From Amazon.com: Never have so few words emoted so much raw power.... A collection of reflections about success, failure, wanting to quit, rebounding and moving on.
From the author. "Anyone who knows me, has seen me go through some ups and downs the last couple of years. I wrote this short collection of reflections to help myself stay positive, be grateful and enjoy life. In helping myself, I hope to help others as well." --------------------------------- As a boy, everything I began I quit. As a man, once commenced, I never ceased. Often, to my detriment, I battled to no longer be called “quitter”
The result was the same — more failure than success.
I turned my back on my calling. I followed the path of others. Education, career, marriage.
The result was the same — more failure than success.
I have stumbled and fallen. Most times, the fault was mine. Oftentimes, it was not.
The result was the same — more failure than success.
I was ill, I fought to live, what was stealing my health finally was uncovered. My friend, the doctor, who found the cause asked, “Joseph, why aren’t you dead?” He prescribed the cure, my life he saved; yet now, my livelihood — nearly gone.
The result was the same — more failure than success.
I lacked neither confidence nor false humility. I believed in no one as I had believed in me. Yet, I have known when to ask for help, and when to give it freely.
The result was the same — more failure than success.
I have despised my failings of mind, body and spirit. I had conquered my weaknesses of the same. I was fit, healthy and strong; only to once again falter.
The result was the same — more failure than success.
I have carried chips on my shoulders that equaled the weight of the world. I have hated more than I have loved. I had released my resentment, anger and self-pity. Only to have each return with a god’s vengeance.

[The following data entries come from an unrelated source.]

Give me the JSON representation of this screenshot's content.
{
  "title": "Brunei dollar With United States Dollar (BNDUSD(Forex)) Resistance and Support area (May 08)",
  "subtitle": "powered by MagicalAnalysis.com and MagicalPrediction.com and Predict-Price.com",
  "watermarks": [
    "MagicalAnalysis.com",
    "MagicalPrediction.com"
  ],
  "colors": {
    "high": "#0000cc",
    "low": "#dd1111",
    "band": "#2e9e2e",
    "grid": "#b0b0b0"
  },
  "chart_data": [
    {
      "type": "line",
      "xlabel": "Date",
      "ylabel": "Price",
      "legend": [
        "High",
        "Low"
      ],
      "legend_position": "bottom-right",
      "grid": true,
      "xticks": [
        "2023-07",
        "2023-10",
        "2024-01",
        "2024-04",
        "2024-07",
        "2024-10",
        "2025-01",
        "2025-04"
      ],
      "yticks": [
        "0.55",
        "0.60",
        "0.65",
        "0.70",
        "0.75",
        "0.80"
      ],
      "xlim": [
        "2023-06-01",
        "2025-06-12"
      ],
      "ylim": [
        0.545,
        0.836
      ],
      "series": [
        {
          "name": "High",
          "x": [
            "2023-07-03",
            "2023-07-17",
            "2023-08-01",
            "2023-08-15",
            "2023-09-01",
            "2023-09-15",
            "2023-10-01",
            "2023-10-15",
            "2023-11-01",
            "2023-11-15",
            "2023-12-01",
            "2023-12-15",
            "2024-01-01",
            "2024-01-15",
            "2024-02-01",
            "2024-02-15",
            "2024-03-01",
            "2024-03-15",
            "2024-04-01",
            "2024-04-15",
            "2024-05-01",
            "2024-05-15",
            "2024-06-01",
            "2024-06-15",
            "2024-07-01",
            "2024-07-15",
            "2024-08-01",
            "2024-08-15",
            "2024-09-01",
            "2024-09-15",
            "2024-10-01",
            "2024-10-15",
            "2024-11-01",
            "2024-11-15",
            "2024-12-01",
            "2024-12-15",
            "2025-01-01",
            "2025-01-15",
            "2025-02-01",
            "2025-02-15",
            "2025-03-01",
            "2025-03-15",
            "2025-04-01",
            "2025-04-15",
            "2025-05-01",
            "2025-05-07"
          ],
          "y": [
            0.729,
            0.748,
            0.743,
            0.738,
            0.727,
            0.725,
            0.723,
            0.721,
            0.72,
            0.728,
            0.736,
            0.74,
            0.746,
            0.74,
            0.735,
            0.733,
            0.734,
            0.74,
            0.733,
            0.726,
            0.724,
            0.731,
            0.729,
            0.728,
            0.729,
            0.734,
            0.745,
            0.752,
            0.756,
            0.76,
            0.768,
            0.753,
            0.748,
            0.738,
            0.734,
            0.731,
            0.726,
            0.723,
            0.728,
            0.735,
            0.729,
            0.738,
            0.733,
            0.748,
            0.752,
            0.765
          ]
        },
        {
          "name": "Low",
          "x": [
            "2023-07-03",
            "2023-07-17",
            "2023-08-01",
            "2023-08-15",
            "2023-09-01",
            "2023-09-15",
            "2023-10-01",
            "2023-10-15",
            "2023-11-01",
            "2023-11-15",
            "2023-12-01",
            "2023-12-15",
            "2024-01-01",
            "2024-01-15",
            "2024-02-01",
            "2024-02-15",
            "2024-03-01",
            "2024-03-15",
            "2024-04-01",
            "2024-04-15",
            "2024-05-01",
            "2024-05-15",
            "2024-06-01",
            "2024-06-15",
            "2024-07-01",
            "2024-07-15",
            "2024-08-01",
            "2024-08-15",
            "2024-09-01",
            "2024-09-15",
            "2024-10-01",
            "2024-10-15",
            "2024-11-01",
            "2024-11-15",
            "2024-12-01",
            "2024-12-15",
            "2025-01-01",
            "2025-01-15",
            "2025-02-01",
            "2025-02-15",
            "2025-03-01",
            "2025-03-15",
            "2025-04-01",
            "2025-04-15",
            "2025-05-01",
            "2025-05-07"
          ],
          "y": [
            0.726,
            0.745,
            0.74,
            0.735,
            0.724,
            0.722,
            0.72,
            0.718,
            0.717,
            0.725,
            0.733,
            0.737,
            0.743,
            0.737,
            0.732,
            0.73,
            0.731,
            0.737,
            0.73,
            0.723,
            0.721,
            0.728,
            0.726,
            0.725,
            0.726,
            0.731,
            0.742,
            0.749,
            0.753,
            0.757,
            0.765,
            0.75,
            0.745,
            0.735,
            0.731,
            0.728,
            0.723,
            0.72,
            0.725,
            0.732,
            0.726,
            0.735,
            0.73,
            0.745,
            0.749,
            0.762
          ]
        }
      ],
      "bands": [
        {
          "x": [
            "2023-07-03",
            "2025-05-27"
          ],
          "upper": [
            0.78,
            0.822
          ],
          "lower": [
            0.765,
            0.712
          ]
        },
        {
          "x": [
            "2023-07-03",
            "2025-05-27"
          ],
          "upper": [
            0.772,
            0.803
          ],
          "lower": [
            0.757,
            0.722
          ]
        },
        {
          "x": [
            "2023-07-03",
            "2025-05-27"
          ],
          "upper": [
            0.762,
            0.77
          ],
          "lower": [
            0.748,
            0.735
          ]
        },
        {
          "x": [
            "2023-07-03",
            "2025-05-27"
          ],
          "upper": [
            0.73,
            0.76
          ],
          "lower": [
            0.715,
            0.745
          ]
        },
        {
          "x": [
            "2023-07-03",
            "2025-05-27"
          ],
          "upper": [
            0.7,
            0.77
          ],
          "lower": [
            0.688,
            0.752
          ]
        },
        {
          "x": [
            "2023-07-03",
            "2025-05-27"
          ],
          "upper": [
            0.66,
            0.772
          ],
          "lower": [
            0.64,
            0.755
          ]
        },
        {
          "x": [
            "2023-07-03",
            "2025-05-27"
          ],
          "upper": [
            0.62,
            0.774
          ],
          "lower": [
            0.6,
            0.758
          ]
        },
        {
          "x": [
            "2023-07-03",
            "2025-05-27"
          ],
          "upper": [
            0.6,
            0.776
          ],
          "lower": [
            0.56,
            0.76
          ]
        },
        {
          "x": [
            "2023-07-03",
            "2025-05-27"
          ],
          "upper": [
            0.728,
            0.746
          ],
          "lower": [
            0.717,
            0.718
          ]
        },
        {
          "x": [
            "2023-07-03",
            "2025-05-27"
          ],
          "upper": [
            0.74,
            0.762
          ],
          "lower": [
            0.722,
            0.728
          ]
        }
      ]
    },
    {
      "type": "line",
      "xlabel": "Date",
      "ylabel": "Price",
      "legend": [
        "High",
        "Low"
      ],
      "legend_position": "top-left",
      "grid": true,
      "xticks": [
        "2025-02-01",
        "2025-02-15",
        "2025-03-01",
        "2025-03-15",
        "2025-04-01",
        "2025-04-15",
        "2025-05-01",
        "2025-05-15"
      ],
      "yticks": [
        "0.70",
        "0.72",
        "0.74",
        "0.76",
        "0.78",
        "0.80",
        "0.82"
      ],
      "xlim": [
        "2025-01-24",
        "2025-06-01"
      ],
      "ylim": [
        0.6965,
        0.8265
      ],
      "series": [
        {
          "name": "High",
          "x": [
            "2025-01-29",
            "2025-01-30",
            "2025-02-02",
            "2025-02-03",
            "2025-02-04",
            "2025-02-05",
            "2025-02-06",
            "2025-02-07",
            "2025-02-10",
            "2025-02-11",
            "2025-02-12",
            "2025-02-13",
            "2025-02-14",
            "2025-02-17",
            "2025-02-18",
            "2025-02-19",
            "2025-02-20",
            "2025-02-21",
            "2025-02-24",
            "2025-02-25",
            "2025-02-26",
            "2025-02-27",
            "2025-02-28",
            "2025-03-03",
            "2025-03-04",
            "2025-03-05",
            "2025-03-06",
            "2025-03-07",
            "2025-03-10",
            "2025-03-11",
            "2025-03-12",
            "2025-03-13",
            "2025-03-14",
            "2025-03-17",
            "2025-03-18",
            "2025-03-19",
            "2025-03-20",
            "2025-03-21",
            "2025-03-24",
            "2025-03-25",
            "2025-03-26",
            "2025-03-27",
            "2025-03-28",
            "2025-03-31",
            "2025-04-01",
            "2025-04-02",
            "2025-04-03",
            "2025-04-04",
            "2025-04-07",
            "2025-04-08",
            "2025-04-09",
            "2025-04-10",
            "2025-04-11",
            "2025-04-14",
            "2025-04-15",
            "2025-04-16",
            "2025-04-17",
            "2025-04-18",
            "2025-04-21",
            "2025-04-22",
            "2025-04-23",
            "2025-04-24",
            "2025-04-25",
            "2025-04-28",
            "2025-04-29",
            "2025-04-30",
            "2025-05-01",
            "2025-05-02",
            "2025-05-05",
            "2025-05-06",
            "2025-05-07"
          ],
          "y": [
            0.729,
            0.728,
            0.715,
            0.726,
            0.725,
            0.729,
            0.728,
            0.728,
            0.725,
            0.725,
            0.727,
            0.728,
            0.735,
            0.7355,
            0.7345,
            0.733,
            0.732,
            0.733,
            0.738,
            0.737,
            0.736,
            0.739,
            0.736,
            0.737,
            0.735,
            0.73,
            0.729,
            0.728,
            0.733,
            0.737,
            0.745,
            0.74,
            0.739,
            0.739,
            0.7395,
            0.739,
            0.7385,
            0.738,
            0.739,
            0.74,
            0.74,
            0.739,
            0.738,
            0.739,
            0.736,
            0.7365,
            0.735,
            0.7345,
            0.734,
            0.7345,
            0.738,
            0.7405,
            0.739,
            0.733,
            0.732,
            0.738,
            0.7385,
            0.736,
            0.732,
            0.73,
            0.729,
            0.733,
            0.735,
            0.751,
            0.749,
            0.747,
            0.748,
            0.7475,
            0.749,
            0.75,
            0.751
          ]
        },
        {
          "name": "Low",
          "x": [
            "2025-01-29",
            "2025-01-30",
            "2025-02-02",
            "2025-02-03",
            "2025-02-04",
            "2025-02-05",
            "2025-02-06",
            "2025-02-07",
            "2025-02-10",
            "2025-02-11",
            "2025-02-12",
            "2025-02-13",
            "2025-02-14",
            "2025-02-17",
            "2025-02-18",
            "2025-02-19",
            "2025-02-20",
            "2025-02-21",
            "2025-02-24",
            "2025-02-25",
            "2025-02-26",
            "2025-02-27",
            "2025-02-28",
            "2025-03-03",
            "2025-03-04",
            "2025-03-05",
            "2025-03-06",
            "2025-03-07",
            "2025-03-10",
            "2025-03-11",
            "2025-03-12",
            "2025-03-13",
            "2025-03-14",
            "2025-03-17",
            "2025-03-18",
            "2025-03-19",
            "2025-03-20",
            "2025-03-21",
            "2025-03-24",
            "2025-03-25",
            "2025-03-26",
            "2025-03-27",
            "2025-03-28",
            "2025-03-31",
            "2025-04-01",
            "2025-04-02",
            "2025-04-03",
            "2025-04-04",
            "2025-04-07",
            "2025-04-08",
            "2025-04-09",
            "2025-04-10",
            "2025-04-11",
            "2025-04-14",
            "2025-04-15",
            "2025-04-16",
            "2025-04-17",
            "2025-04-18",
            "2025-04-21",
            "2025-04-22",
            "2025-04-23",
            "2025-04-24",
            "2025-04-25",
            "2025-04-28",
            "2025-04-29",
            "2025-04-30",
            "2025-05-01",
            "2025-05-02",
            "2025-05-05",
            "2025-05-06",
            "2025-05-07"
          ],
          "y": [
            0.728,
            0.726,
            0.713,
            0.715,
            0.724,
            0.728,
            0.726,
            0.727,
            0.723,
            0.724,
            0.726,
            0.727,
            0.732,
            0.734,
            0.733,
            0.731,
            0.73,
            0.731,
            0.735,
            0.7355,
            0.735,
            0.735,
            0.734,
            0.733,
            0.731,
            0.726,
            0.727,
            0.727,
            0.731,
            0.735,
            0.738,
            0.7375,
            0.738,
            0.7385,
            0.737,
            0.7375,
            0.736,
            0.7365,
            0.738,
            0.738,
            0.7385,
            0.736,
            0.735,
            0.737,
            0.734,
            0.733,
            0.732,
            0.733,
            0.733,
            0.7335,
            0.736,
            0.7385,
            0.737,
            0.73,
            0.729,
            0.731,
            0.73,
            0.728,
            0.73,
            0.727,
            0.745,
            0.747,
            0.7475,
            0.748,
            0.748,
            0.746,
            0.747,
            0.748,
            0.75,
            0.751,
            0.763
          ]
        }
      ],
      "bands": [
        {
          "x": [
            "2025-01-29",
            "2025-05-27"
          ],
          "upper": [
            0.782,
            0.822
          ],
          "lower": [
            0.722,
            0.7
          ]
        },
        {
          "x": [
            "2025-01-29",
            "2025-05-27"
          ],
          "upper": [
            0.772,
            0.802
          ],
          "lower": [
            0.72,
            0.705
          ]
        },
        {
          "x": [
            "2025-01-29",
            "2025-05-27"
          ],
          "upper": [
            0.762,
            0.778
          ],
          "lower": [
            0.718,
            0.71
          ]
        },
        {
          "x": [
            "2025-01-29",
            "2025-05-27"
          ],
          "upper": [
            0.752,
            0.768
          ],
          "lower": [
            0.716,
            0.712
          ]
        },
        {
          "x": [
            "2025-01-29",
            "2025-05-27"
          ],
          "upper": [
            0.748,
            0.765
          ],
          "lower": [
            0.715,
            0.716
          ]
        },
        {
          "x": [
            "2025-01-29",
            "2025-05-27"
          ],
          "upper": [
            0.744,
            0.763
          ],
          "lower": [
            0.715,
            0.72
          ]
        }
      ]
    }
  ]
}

The result was the same — more failure than success.
When Atlas shrugged, the world nearly collapsed. If he were to ultimately give way, what would happen? If I were to simply breakdown, what would occur?
Would the result be the same — more failure than success?
A few parts of a potion so I could sleep until I rose. A larger dose, much more potent, then I could sleep and never wake. Would I have the courage, or lack thereof?
Either way; would the result be the same — more failure than success?
Yet, each morning I rise, thankful for the first waking breath. I continue to strive, headlong and headstrong. I endure onward, driven by the optimism of a new day.